Offline, Self-Hosted AI Coding Agent

An air-gapped 'AI employee' that reads code, runs commands, and remembers what it learns — on a single GPU, at $0 per request.

AI ArchitectureLocal LLMOllamaQwen 3RAG / Vector Memory
$0.00
runtime cost per request after one-time hardware setup
100% local
air-gapped — code & data never leave the machine
32B / 14B
Qwen 3 models on a single 16GB-VRAM GPU

The problem

Cloud AI assistants are powerful but carry three costs that disqualify them for sensitive work: source code and business data leave the machine, every request is billed, and they stop working without a connection.
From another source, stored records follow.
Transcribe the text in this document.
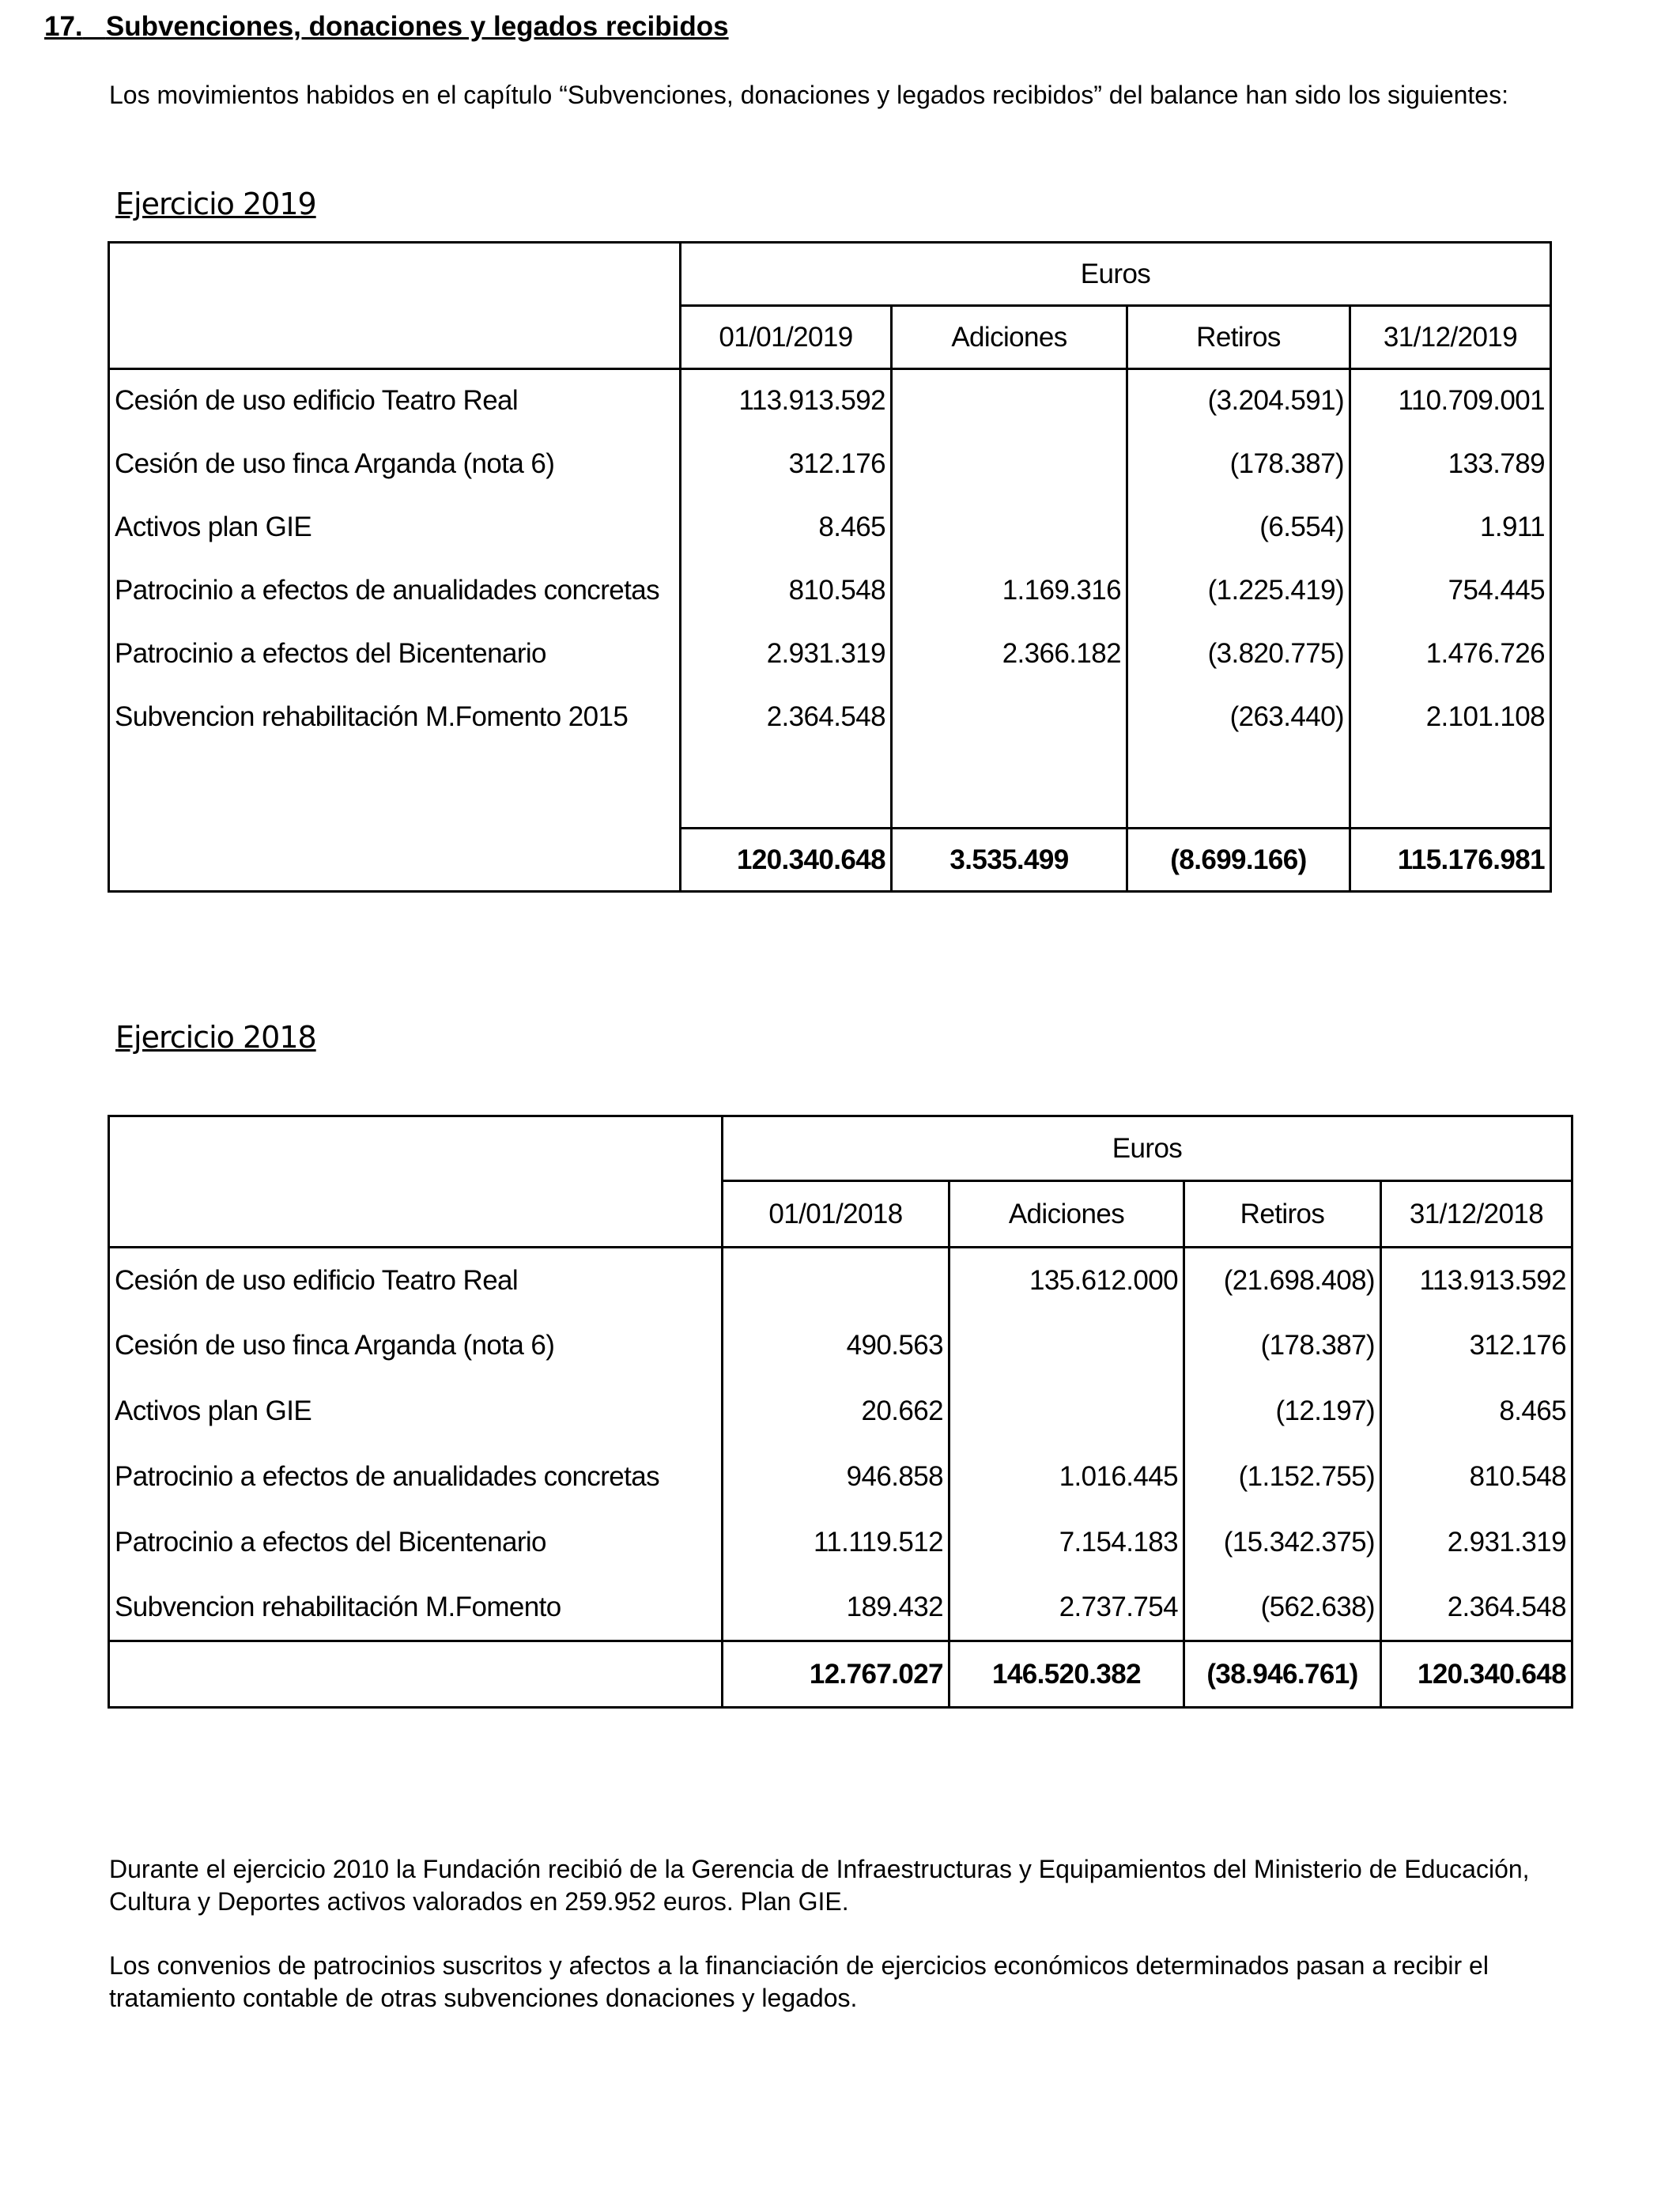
17. Subvenciones, donaciones y legados recibidos
Los movimientos habidos en el capítulo “Subvenciones, donaciones y legados recibidos” del balance han sido los siguientes:
Ejercicio 2019
	Euros			
	01/01/2019	Adiciones	Retiros	31/12/2019
Cesión de uso edificio Teatro Real	113.913.592		(3.204.591)	110.709.001
Cesión de uso finca Arganda (nota 6)	312.176		(178.387)	133.789
Activos plan GIE	8.465		(6.554)	1.911
Patrocinio a efectos de anualidades concretas	810.548	1.169.316	(1.225.419)	754.445
Patrocinio a efectos del Bicentenario	2.931.319	2.366.182	(3.820.775)	1.476.726
Subvencion rehabilitación M.Fomento 2015	2.364.548		(263.440)	2.101.108

	120.340.648	3.535.499	(8.699.166)	115.176.981
Ejercicio 2018
	Euros			
	01/01/2018	Adiciones	Retiros	31/12/2018
Cesión de uso edificio Teatro Real		135.612.000	(21.698.408)	113.913.592
Cesión de uso finca Arganda (nota 6)	490.563		(178.387)	312.176
Activos plan GIE	20.662		(12.197)	8.465
Patrocinio a efectos de anualidades concretas	946.858	1.016.445	(1.152.755)	810.548
Patrocinio a efectos del Bicentenario	11.119.512	7.154.183	(15.342.375)	2.931.319
Subvencion rehabilitación M.Fomento	189.432	2.737.754	(562.638)	2.364.548
	12.767.027	146.520.382	(38.946.761)	120.340.648
Durante el ejercicio 2010 la Fundación recibió de la Gerencia de Infraestructuras y Equipamientos del Ministerio de Educación, Cultura y Deportes activos valorados en 259.952 euros. Plan GIE.
Los convenios de patrocinios suscritos y afectos a la financiación de ejercicios económicos determinados pasan a recibir el tratamiento contable de otras subvenciones donaciones y legados.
Teams handling private code need agentic capability that runs entirely on their own hardware.

The approach

  • Designed a six-layer local stack with a single signal path: Open WebUI (interface) → an agent framework (OpenHands / Aider) that calls real tools → Qwen 3 (reasoning) → Ollama (GPU runtime) → Qdrant (vector memory) — all open-source and self-hosted.
  • Gave the agent real hands via tool/MCP integrations: read and edit code, run terminal commands, work with Git, process Excel/CSV, and query Postgres/SQLite — not chat-only output.
  • Added durable memory: Qdrant holds indexed code, docs, and learned decisions/fixes, so the agent keeps context across sessions and builds a model of how a project fits together.
  • Specified three hardware tiers (CPU-only 4B → RTX 3060/4060 Ti 14B → RTX 4090 32B) so the identical stack scales from a junior-dev laptop to a workstation — only the model size changes.

The outcome

  • A working, reproducible build: after a one-time setup the agent runs air-gapped, charges nothing per request, and keeps functioning with no network at all.
  • Documented end to end as a step-by-step developer build guide — driver setup, MCP wiring, model selection per tier, and the real troubleshooting issues hit along the way.
  • Reference configuration (RTX 4060 Ti 16GB, Ubuntu 24.04, Qwen 3 14B) runs the full agent stack — model, tools, and vector memory — on commodity hardware.

Honest note: A self-directed architecture and build guide validated on a reference machine. Throughput depends on hardware (a few tokens/sec on CPU-only, fast on a mid-range GPU); 32B on 16GB VRAM is tight (quantized / partial offload), so 14B is the recommended sweet spot.